Wie beim bisherigen Œuvre von Cohen beschränkt sich auch sein neuester Streich ausschließlich auf ein Wettbewerb von derbem Humor, der sich bei steigender Laufzeit immer weiter versucht zu toppen.  War es bei “Der Diktator” noch eine bissige Satire auf den Islamismus und seine Defizite und bei “Borat” öffentliche Bloßstellung, fahren die Geschütze hier prolligen Fäkalhumor mit drastischen Darstellungen auf. So werden blanke Hoden ausgesaugt, bei Verfolgungen wird sich in Elefantenvaginas versteckt und Kinder haben kein Problem damit Rollstuhlfahrer auf Bösewichte zu werfen.
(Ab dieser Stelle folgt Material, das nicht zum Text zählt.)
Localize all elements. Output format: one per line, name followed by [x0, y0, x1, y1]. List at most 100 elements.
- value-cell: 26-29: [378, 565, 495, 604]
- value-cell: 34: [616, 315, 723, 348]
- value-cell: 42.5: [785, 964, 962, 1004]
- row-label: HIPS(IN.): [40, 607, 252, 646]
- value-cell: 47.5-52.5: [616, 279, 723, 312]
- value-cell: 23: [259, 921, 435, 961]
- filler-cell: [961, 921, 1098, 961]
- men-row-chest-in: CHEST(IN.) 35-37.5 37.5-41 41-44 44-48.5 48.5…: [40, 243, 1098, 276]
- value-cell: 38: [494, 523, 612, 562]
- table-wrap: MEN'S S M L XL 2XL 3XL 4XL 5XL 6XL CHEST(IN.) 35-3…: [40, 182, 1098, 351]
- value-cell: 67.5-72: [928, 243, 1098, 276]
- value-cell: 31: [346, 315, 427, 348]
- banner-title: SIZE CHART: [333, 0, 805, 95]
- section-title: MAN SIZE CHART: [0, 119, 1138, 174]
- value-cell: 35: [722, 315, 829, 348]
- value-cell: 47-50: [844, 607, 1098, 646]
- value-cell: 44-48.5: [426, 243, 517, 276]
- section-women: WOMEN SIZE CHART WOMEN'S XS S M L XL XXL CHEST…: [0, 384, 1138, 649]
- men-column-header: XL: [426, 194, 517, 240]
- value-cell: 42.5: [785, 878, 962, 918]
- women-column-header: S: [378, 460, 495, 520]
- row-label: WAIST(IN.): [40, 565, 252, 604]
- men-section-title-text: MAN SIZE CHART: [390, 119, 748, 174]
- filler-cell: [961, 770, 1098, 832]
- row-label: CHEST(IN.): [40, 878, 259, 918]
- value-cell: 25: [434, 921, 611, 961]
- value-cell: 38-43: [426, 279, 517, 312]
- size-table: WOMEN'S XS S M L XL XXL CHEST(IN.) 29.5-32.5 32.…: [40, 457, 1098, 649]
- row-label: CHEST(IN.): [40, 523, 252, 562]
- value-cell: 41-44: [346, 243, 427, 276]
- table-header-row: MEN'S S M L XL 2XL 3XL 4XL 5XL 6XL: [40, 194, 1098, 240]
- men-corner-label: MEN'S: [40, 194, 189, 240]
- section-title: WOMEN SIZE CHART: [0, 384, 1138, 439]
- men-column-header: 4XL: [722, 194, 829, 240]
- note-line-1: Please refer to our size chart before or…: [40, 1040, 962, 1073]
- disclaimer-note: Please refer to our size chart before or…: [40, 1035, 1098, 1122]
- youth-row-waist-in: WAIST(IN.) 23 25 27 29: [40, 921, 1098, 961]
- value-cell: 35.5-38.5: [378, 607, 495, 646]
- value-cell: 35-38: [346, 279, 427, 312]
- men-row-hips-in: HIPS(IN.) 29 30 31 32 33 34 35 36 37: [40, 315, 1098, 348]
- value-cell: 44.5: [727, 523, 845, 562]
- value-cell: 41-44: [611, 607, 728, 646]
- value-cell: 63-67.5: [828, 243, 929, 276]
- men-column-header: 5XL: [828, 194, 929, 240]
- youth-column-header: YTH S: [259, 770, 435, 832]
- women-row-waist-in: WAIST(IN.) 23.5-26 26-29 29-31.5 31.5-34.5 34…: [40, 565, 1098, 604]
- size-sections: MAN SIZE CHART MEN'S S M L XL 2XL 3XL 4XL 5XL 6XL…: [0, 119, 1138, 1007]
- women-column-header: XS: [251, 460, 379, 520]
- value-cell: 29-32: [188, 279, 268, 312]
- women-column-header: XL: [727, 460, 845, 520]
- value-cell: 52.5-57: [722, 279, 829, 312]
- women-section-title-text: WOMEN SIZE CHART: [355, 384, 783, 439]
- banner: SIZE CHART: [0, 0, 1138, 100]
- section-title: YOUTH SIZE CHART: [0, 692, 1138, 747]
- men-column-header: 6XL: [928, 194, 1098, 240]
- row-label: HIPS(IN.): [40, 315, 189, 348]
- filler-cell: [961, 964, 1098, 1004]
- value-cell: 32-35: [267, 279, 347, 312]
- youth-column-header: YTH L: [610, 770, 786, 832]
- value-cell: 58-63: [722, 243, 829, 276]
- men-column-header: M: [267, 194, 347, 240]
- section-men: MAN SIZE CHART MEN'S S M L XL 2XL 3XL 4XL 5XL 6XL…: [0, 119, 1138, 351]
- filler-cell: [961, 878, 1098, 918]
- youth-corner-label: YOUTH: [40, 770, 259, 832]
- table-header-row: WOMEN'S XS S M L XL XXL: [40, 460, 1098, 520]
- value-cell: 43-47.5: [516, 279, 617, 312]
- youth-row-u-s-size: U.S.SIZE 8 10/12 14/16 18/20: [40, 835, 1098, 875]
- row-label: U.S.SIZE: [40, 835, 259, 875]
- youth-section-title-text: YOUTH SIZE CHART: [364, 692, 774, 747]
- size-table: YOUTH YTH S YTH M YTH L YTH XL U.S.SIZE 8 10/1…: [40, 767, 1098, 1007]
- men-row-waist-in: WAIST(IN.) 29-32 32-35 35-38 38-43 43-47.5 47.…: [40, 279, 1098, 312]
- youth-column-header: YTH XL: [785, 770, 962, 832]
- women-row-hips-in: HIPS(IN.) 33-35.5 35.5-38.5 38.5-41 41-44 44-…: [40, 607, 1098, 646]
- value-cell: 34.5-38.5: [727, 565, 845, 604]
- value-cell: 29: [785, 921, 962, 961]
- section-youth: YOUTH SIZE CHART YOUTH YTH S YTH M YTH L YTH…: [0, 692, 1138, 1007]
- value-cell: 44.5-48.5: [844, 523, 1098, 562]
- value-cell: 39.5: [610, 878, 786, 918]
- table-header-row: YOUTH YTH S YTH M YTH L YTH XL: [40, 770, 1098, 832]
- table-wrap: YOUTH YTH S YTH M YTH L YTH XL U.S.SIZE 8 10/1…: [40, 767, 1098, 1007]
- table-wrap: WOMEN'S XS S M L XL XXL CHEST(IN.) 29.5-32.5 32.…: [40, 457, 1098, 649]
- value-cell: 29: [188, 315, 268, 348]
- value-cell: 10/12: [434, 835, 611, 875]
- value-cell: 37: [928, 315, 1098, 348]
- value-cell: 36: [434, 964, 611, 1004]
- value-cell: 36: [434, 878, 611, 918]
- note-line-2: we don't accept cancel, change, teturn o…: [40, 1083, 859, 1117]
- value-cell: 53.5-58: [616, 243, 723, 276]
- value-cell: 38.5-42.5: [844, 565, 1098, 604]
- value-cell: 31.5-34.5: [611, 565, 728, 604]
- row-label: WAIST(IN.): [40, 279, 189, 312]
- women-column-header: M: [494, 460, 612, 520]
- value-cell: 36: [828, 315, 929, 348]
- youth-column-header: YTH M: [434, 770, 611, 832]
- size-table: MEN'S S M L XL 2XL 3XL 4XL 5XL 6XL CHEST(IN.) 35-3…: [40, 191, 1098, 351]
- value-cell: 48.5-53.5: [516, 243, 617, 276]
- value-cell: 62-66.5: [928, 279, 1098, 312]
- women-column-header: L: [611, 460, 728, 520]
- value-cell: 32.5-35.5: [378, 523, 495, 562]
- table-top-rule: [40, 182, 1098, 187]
Die Agentengeschichte wird in eine Bromedy konvertiert, was dem Schnitt deutlich zu Gute kommt. Denn bereits in der Eröffnungssequenz, die ähnlich wie Hardcore fast ausschließlich in POV Perspektive inszeniert ist, bekommt man Schwindelanfälle vom hohen Schnittduktus, der nicht nur eine Unübersichtlichkeit generiert, sondern auch von der filmischen Rezeption mehr als anstrengt. In den fortlaufenden Prügeleien scheint der Editor ebenfalls Epilepsie gehabt zu haben, denn bei einer knackigen Laufzeit von 82 Minuten bleibt nicht viel Zeit für komplexe Szenen. Im Gegenteil, der Film rast mit einem Irrentempo von Schauplatz zu Schauplatz und von Brachial- zu Fäkalhumor. Das wird einigen sicher sauer aufstoßen, denn anstatt den Ekel nur anzudeuten wird hier explizit draufgehalten.  Ein Wunder, dass die FSK hier nur die 12 ausgepackt hat, für Kinder ist Grimsby sicher nichts.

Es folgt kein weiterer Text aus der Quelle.